The typical consumer survey suffers from a defect that is closely related to the problem of inadequate risk adjustment the "bundled product" problem. Whereas physician outcome and process measures typically measure the quality of a single, discrete medical service (e.g., bypass surgery or cholesterol checks for diabetics), publishers of consumer surveys typically make no effort to limit their sample to patients receiving a single medical service. The Buyers Health Care Action Group in Minnesota, for example, makes no effort to limit its surveys of patients who visit BHCAG "care systems" to patients receiving specific services. Instead, BHCAG bundles all patient responses into one score. Thus, readers of BHCAG "satisfaction" surveys have no idea what services patients sought, and, therefore, no way to determine whether one care system's ostensibly superior score was caused by factors within or without the system's control. To take an extreme example, consider how easy it would be for Care System A to outscore Care System B if the former saw only children who needed immunization shots while the latter saw only elderly cancer patients with numerous comorbidities.

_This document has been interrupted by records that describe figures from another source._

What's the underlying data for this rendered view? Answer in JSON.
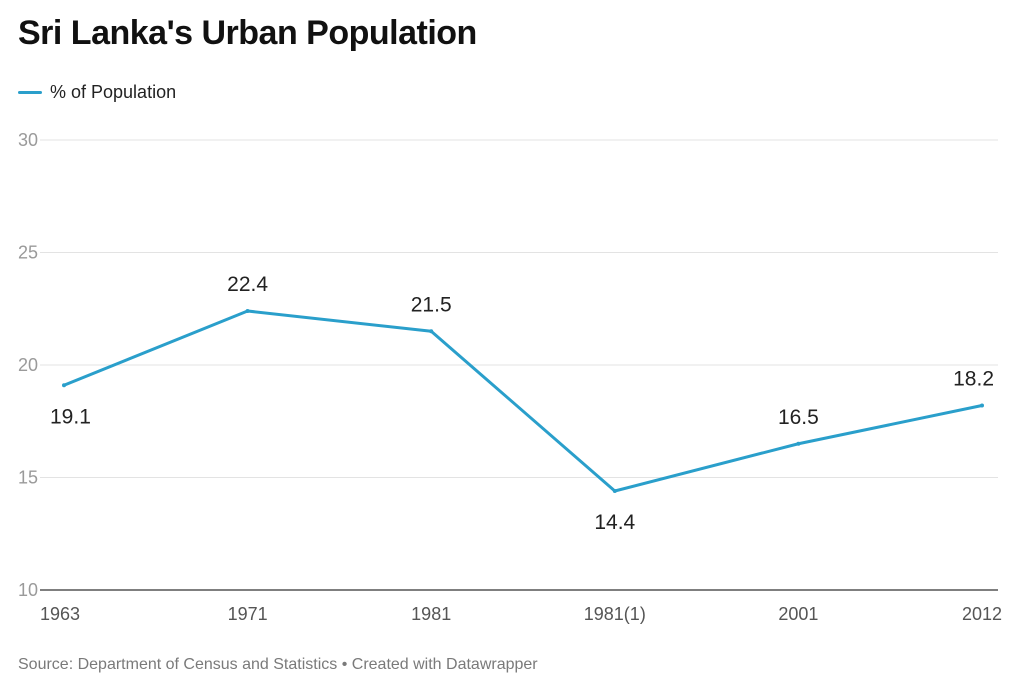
{
  "title": "Sri Lanka's Urban Population",
  "footer": "Source: Department of Census and Statistics • Created with Datawrapper",
  "colors": {
    "series": "#2a9fcb",
    "grid": "#e3e3e3",
    "axis": "#333333"
  },
  "chart_data": {
    "type": "line",
    "title": "Sri Lanka's Urban Population",
    "categories": [
      "1963",
      "1971",
      "1981",
      "1981(1)",
      "2001",
      "2012"
    ],
    "series": [
      {
        "name": "% of Population",
        "values": [
          19.1,
          22.4,
          21.5,
          14.4,
          16.5,
          18.2
        ]
      }
    ],
    "ylim": [
      10,
      30
    ],
    "yticks": [
      "10",
      "15",
      "20",
      "25",
      "30"
    ],
    "grid": true,
    "legend": "top-left",
    "data_labels": [
      "19.1",
      "22.4",
      "21.5",
      "14.4",
      "16.5",
      "18.2"
    ]
  }
}
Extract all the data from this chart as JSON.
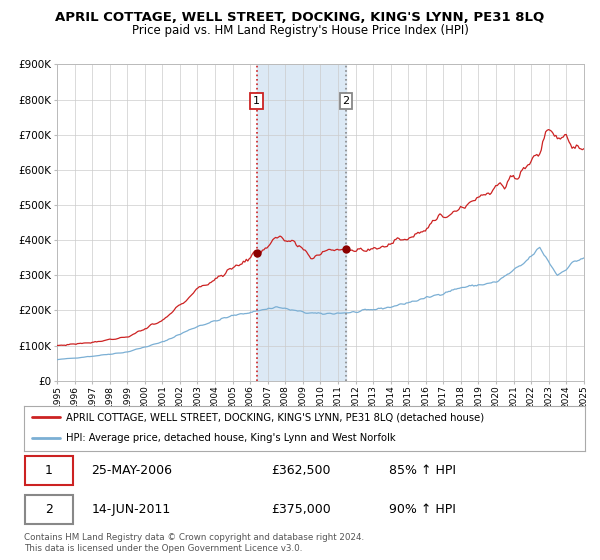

The most obvious problem with "satisfaction" surveys is that they may bear little relation to technical quality of care. Unfortunately, like so many other managed-care tools, little research has been done on whether the "satisfaction" survey tool actually works. As recently as 2003, Edlund et al. noted, "[G]iven the widespread use of satisfaction surveys, surprisingly little work has been done to investigate the relationship between subjective patient satisfaction and objective measure of quality of care." (21) But after comparing a process-measure-based report card on mental health providers with the results of a risk-adjusted survey of those providers' patients with addictions or mental disorders, Edlund et al. concluded that there is a modest correlation between the scores based on a well-designed survey and those derived from process measures. The crucial phrase here is "well-designed survey." The survey used by Edlund et al. was unusually well adjusted for risk, and the bundled-product problem was greatly diminished by examining only patients needing mental health services. Very few, perhaps none, of the "consumer satisfaction" surveys published by plans, magazines, and entrepreneurs with Web sites are risk adjusted and limited to a single service, or to services provided by a single specialty. The reason for that is obvious: Accurate risk adjustment is expensive, and survey-based report cards would have to be far more numerous if they were restricted to a single service or specialty.